The company’s recent funding was $100 million, which increased its valuation in the market, making it one of the most prominent AI startups that people must watch out for, along with OpenAI’s ChatGPT.
Li founded the venture in April, while on a partial leave from Stanford, where she is the co-director of the university’s Human-Centered AI Institute.
In a Ted Talk in April, Li said that the World Labs’ vision is to create ‘spatial intelligence’ in AI, using human-like processing of visual data to make it capable of advanced reasoning. Currently, the company is working on developing a model capable of understanding 3D physical environments.
Li is widely known for her contributions to computer vision, a branch of AI that helps machines comprehend visual information.

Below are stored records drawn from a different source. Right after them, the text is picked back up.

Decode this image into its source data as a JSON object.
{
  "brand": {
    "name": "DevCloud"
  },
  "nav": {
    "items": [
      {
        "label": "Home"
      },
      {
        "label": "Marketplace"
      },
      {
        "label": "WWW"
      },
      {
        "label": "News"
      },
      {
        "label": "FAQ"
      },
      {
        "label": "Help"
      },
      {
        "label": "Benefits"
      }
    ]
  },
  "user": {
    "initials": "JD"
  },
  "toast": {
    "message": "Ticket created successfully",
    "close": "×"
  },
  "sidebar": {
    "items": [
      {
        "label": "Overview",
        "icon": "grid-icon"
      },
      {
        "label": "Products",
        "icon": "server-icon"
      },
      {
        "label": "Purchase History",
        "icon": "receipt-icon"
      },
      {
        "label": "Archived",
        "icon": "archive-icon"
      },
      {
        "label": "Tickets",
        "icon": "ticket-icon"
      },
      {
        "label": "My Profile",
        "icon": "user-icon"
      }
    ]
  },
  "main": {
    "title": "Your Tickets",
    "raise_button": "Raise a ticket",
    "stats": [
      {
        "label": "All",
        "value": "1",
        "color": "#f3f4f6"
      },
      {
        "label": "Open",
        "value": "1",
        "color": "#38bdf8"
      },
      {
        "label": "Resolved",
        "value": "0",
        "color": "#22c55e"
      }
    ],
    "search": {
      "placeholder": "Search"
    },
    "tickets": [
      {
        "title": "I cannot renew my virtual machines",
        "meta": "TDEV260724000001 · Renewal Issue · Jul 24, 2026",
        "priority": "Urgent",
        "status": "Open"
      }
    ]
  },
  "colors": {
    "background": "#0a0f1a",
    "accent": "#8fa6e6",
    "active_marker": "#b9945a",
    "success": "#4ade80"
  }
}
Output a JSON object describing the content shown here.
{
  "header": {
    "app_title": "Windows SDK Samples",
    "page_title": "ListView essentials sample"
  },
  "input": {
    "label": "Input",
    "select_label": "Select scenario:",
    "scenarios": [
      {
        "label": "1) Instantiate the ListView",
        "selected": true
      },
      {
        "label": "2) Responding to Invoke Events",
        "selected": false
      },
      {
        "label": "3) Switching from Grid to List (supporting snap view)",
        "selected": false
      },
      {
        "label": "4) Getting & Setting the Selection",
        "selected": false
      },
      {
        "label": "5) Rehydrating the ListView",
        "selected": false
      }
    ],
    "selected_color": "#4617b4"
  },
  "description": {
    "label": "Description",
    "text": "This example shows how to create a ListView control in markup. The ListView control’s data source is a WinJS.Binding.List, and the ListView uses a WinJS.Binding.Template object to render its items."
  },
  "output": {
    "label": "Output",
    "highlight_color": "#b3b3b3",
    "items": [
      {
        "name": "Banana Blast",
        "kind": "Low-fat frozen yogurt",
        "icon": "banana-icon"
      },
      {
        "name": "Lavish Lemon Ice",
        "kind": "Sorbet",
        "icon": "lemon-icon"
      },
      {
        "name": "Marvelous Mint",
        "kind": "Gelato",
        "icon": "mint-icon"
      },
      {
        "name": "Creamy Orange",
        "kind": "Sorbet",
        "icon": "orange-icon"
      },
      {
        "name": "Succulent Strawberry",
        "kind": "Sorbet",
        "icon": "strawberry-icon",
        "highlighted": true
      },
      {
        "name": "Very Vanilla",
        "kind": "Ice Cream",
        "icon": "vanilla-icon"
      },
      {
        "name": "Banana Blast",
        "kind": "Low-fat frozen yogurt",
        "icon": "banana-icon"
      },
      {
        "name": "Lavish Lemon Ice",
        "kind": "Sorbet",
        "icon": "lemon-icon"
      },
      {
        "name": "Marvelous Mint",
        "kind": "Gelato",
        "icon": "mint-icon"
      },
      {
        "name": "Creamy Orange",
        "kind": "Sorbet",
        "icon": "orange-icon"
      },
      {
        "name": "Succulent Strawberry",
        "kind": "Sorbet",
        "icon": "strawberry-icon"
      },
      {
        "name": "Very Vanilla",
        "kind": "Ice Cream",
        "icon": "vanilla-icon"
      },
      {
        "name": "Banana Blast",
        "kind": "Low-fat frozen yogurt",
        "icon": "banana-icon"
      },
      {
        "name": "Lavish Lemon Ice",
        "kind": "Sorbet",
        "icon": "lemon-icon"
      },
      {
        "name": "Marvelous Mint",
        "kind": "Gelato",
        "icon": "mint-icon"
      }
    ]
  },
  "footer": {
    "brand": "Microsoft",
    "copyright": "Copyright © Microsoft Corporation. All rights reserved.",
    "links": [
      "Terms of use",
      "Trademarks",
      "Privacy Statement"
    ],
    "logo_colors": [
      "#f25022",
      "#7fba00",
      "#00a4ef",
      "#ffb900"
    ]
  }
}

She has invented ImageNet, a visual dataset for advancing computer vision. She was also the head of AI at Google Cloud from 2017 to 2018 and is currently the AI research resource task force member at the White House in the USA.
If this research goes the way Li plans, it can improve operations in various fields such as robotics, augmented reality, virtual reality, and computer vision. It may also be able to transform the healthcare and manufacturing industries.